Hohe Fünf mit Lina Burghausen

Lina

Lina Burghausen ist Musikpromoterin, Bloggerin, Autorin und DJane. Mit ihrer eigenen PR-Agentur Mona Lina unterstützt sie seit mehreren Jahren tatkräftig Musikerinnen und Musiker der Szene. In ihrem Blog „365 Female MCs“ stellt die in Leipzig lebende seit November 2018 jeden Tag einen weiblichen MC vor. Ziel dieses Blogs ist es, zu zeigen, dass Female* Rap keine Randnotiz im Hip-Hop, geschweige denn ein eigenes Subgenre, ist. Wir haben uns fünf Fragen für die Promoterin überlegt, um diese Thematik näher zu beleuchten. 

Werden deiner Meinung nach weibliche Künstlerinnen strukturell vernachlässigt (Bei Bookings, bei Festivals etc.)? Wenn ja, wie?

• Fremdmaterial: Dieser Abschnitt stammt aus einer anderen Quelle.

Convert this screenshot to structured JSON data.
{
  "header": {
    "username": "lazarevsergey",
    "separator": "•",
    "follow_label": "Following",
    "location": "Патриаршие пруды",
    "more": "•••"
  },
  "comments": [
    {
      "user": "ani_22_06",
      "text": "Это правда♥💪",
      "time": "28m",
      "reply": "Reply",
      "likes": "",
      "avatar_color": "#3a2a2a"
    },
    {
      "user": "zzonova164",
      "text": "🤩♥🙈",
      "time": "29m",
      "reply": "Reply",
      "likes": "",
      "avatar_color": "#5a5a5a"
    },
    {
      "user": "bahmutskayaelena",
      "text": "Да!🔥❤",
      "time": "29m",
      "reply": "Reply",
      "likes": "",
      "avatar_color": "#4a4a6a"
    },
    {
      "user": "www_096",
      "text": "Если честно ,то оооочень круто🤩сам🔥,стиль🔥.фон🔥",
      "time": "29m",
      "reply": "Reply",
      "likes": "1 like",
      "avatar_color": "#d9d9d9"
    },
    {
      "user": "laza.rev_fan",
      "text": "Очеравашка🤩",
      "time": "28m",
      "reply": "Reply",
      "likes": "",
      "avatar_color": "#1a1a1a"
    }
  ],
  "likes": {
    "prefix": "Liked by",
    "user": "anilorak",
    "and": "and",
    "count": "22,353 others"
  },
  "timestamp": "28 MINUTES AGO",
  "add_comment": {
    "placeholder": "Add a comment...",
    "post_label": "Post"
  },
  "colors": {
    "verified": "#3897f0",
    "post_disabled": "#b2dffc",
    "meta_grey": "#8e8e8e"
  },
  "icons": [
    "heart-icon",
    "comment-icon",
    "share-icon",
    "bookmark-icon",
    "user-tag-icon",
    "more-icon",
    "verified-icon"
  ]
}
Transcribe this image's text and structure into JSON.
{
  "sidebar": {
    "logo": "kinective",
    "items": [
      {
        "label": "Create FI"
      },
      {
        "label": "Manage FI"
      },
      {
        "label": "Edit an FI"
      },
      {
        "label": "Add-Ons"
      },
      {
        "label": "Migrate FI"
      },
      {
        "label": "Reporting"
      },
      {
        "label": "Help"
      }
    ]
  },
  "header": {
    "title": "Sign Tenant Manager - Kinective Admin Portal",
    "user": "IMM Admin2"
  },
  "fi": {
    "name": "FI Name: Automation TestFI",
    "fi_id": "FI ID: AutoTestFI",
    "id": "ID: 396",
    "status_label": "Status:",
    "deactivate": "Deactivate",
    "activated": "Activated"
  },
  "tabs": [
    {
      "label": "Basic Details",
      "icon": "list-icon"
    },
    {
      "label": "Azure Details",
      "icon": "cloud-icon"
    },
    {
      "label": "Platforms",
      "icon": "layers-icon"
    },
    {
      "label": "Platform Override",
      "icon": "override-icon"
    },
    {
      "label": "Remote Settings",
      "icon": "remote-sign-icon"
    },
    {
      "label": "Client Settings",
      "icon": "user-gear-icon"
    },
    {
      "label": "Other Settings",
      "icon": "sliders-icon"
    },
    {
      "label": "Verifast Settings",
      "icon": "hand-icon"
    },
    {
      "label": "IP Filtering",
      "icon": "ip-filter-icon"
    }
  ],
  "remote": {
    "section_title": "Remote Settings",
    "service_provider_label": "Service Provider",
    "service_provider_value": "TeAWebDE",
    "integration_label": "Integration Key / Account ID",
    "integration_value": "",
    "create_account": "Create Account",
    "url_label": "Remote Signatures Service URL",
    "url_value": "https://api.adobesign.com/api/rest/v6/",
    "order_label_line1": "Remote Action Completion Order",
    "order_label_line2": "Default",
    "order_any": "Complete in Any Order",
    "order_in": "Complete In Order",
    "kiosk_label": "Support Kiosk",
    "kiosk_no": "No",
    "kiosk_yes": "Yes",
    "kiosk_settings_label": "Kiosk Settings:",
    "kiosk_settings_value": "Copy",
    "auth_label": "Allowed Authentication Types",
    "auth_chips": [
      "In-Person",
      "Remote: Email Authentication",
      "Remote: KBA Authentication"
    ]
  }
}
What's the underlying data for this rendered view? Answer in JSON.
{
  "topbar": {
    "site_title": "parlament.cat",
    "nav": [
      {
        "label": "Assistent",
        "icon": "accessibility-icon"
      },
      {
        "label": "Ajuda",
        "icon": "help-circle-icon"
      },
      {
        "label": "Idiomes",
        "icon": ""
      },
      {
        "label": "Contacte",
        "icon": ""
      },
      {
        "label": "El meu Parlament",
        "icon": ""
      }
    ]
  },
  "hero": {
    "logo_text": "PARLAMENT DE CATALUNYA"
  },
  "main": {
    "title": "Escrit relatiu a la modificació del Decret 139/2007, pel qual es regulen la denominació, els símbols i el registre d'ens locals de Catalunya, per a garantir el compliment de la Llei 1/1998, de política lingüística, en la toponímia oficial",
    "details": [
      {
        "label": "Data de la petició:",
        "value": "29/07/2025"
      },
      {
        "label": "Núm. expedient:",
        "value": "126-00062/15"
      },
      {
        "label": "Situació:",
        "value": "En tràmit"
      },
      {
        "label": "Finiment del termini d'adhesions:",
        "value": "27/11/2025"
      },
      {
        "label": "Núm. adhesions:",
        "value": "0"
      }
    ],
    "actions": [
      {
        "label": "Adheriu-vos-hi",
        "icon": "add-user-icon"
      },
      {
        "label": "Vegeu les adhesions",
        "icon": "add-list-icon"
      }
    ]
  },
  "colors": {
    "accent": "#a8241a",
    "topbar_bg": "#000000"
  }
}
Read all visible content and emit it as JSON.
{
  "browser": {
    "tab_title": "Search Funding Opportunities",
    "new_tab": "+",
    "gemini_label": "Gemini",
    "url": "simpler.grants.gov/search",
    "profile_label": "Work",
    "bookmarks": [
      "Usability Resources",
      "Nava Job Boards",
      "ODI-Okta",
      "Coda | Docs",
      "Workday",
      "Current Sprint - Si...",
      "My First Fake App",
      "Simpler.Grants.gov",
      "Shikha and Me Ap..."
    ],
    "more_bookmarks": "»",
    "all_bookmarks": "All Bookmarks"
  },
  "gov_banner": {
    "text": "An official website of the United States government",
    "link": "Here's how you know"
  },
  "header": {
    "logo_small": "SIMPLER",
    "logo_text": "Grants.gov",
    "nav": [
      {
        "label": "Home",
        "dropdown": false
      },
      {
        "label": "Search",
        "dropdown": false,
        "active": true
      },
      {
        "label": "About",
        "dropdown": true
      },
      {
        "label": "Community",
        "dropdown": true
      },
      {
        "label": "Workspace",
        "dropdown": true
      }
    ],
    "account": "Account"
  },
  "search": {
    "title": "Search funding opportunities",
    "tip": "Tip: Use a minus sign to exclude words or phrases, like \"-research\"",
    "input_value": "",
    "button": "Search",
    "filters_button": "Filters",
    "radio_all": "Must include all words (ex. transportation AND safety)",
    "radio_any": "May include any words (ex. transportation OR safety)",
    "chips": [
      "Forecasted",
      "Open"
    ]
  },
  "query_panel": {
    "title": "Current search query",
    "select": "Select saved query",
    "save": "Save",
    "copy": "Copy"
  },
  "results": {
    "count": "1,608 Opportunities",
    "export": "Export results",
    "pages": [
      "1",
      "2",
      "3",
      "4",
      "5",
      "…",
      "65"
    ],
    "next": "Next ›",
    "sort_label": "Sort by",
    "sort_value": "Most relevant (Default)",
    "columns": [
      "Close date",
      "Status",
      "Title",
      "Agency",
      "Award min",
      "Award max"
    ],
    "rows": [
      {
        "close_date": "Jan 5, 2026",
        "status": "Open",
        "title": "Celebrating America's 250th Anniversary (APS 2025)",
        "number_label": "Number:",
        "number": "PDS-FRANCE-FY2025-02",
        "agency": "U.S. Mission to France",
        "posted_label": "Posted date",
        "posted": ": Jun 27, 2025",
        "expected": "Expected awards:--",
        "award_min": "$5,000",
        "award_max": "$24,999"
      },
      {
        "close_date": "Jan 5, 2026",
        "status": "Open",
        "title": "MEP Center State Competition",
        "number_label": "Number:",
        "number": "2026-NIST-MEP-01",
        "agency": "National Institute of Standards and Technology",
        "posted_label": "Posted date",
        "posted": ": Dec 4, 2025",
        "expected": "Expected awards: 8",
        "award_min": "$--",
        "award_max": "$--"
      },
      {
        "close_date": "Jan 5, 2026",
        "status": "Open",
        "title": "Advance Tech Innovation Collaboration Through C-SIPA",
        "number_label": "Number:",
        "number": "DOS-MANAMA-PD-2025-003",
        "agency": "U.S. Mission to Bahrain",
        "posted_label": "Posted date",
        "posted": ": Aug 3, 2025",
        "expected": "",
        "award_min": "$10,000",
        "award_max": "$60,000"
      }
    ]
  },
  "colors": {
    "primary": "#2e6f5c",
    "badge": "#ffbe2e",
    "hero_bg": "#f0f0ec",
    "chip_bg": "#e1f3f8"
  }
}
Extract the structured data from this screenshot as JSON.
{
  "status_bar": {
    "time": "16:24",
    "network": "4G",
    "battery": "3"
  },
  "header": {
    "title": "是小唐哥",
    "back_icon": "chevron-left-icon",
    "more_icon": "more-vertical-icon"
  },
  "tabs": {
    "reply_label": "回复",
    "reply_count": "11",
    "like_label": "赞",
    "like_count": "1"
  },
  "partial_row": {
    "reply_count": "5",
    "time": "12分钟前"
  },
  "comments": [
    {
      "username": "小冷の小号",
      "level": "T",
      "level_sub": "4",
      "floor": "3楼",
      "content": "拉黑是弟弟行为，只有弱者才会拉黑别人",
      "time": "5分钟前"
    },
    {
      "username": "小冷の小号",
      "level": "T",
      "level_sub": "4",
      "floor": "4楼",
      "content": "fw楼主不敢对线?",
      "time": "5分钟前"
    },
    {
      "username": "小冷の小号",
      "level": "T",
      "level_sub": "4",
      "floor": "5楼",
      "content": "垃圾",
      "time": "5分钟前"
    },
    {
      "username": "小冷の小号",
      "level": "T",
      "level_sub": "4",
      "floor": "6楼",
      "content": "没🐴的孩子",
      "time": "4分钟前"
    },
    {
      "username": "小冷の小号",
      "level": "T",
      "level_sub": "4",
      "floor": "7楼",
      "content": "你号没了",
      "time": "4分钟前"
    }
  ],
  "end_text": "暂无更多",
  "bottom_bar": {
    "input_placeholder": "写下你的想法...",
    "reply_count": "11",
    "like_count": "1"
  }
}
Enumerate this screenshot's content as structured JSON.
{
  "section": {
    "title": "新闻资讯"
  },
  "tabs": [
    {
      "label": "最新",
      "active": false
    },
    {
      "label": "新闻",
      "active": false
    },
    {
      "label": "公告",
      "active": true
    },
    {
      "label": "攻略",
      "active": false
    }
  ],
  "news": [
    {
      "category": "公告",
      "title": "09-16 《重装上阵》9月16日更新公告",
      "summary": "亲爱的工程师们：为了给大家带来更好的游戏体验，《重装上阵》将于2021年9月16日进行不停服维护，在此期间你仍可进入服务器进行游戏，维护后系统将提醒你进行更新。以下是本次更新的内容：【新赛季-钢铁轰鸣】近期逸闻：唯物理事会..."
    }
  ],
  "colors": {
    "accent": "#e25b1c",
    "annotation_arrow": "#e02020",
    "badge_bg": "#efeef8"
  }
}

Ich nehme auf jeden Fall wahr, dass es Künstlerinnen* (damit meine ich hier alle nicht klar männlichen Personen) schwerer haben. Das ist kein explizites Hip-Hop-Ding, auch wenn es in unserer Szene nochmal sichtbarer wird. Die Musikindustrie, aber auch generell unsere ganze Gesellschaft, in der wir aktuell leben, ist einfach im Wesentlichen von Männern gemacht – und damit natürlich auch für Männer. Das allein sorgt dafür, dass sich Frauen* in all ihrer Individualität deutlich weniger selbstverständlich in dieser Welt bewegen und sich unter schwierigeren Voraussetzungen selbst entfalten können. Das geht damit los, wie junge Mädchen* erzogen werden – nämlich netter, zurückhaltender, vorsichtiger als Jungs, und geht damit weiter, dass eine männlich dominierte Musikindustrie und Medienlandschaft natürlich vor allem männliche Musiker bookt bzw. über sie berichtet, weil sie diese einfach als Norm wahrnehmen und mehr auf dem Schirm haben. Weibliche Künstlerinnen* werden zum Sonderfall erklärt und oft auf ihr Geschlecht reduziert. Ein gutes Beispiel ist die letzte Yo! MTV Raps-Folge, in der Palina mit Nura bei einem Trinkspiel über die schlimmsten Breakups und Filmküsse redet. Mit einem männlichen Künstler redet man über Musik, mit einer weiblichen Künstlerin* über „Jungs“, oder darüber, wie es so ist, eine Frau zu sein und Musik zu machen. Da werden einfach krasse Unterschiede gemacht und Musikerinnen* auf diese Weise irgendwo stigmatisiert. Das geht soweit, dass „Frauenrap“ zum eigenen Subgenre erklärt wird. Auch 2019 müssen sich Frauen* im HipHop einfach tausend Mal mehr behaupten, um wahr- und ernstgenommen zu werden. Wenn sie das wiederum tun, und die Missstände und Ungerechtigkeiten in ihren Songs thematisieren, wird oft die „Feminazi“-Keule ausgepackt und so getan, als gäbe es diese Probleme nicht. Little Simz hat in „Venom“ ganz gut aufgearbeitet, wie selbst den krassesten Rapperinnen* nicht ansatzweise der Respekt gezollt wird, den sie verdienen. Und bei all diesen Punkten haben wir noch lange nicht über die verbalen und körperlichen Übergriffigkeiten gesprochen, die fast jede Frau* in der Szene schon mal erlebt hat.

Warum ist es im Jahre 2019 noch immer notwendig, einen Blog wie deinen zu gestalten? Welches Feedback bekommst du zu deinem Blog?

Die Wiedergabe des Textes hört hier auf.